Does your cat have friends outside of your own household? And should I be concerned that Louis Catorze has none whatsoever?
When we lived at Le Palais he had heaps of buddies popping over. Some cats were positively welcomed (such as the delightful Cookie, aka The Chubby Siamese or Chubs, pictured here), others were merely tolerated, yet nobody was rejected outright, leading me to the conclusion that Louis Catorze is one of those cats who gets on well with other cats. This sounds like it ought to be inevitable but, trust me, there are some cats who don’t like any other cats at all. Our first cat, Nimbus, didn’t even like her own biological mother or siblings, and she used to hide round corners and jump out at them (in an “I want to kill you” type of way, not for fun).

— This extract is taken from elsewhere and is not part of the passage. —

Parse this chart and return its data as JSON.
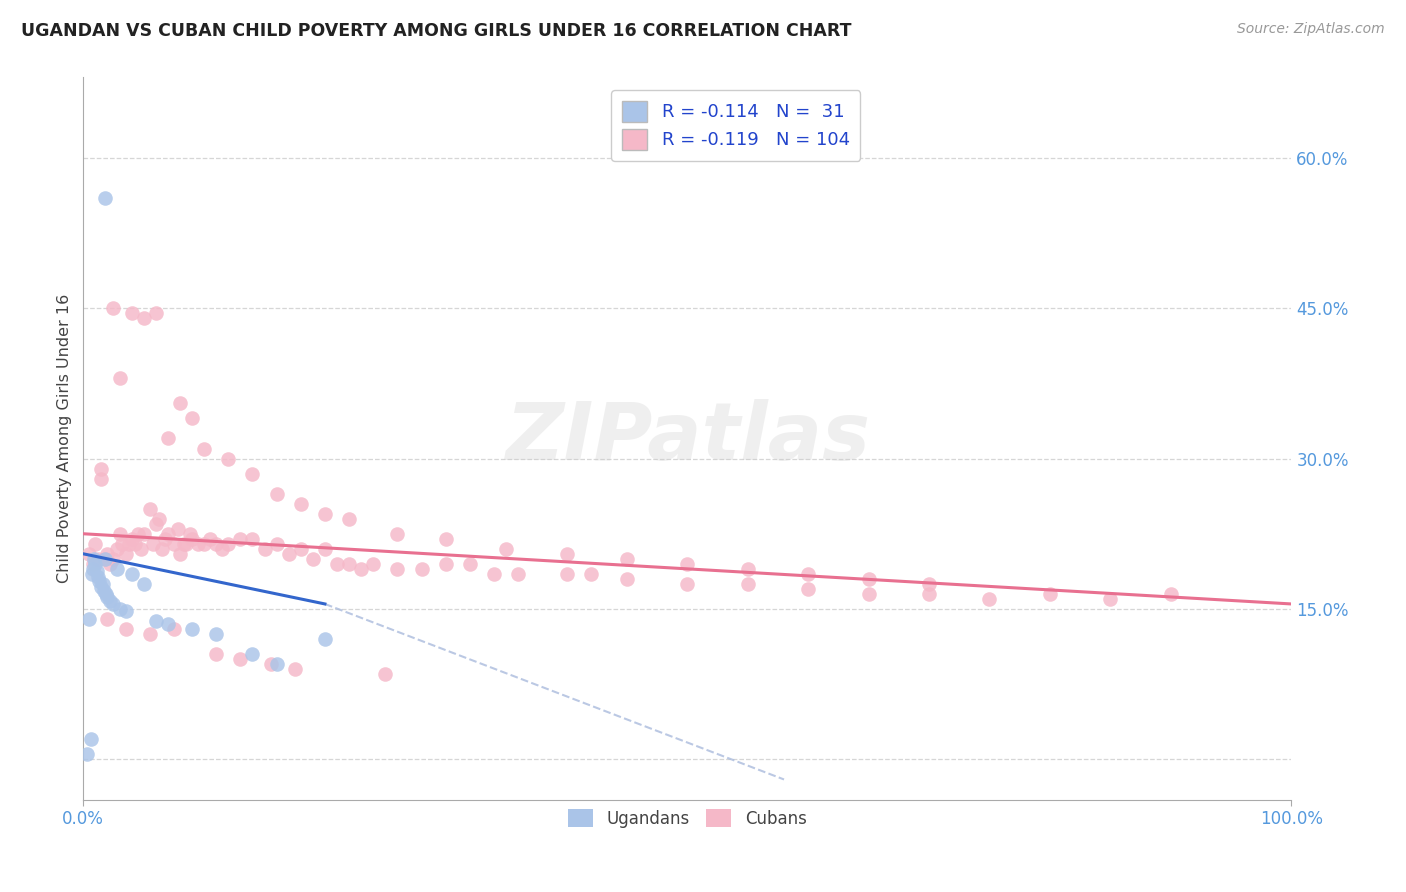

But, since we moved to Le Château, and, despite us seeing a few cats during our visits when the renovation work was going on, Catorze has had something of a manque d’amitié. Obviously we’re glad that no unwelcome intruders are giving him hassle (apart from his mysterious adversary at Le Fight Club), but it’s peculiar to think that, in a street full of cats*, nobody seems to want to be Catorze’s copain. Luckily, because he’s thick, he doesn’t know this.
*Our neighbours include:
– Pensioner Pickles, a remarkably well-preserved calico cat in her 20s, who hates all other cats (including Louis Catorze)
– Titus the Biggest Cat in the World, an orange Maine Coon the size of an ox
– Catus Interruptus, a grey tabby who rudely barges between people trying to talk in the street and demands attention
– Rocky the Racist Ginge, who only gets along with all-black and tuxedo cats and who beats the crap out of other-coloured ones (including Titus)
Interestingly, when trying to explain to others what Louis Catorze’s skin condition looks like, Cat Daddy has always – completely unintentionally – pronounced it as “pariah-sis” instead of psoriasis. C’est une coïncidence?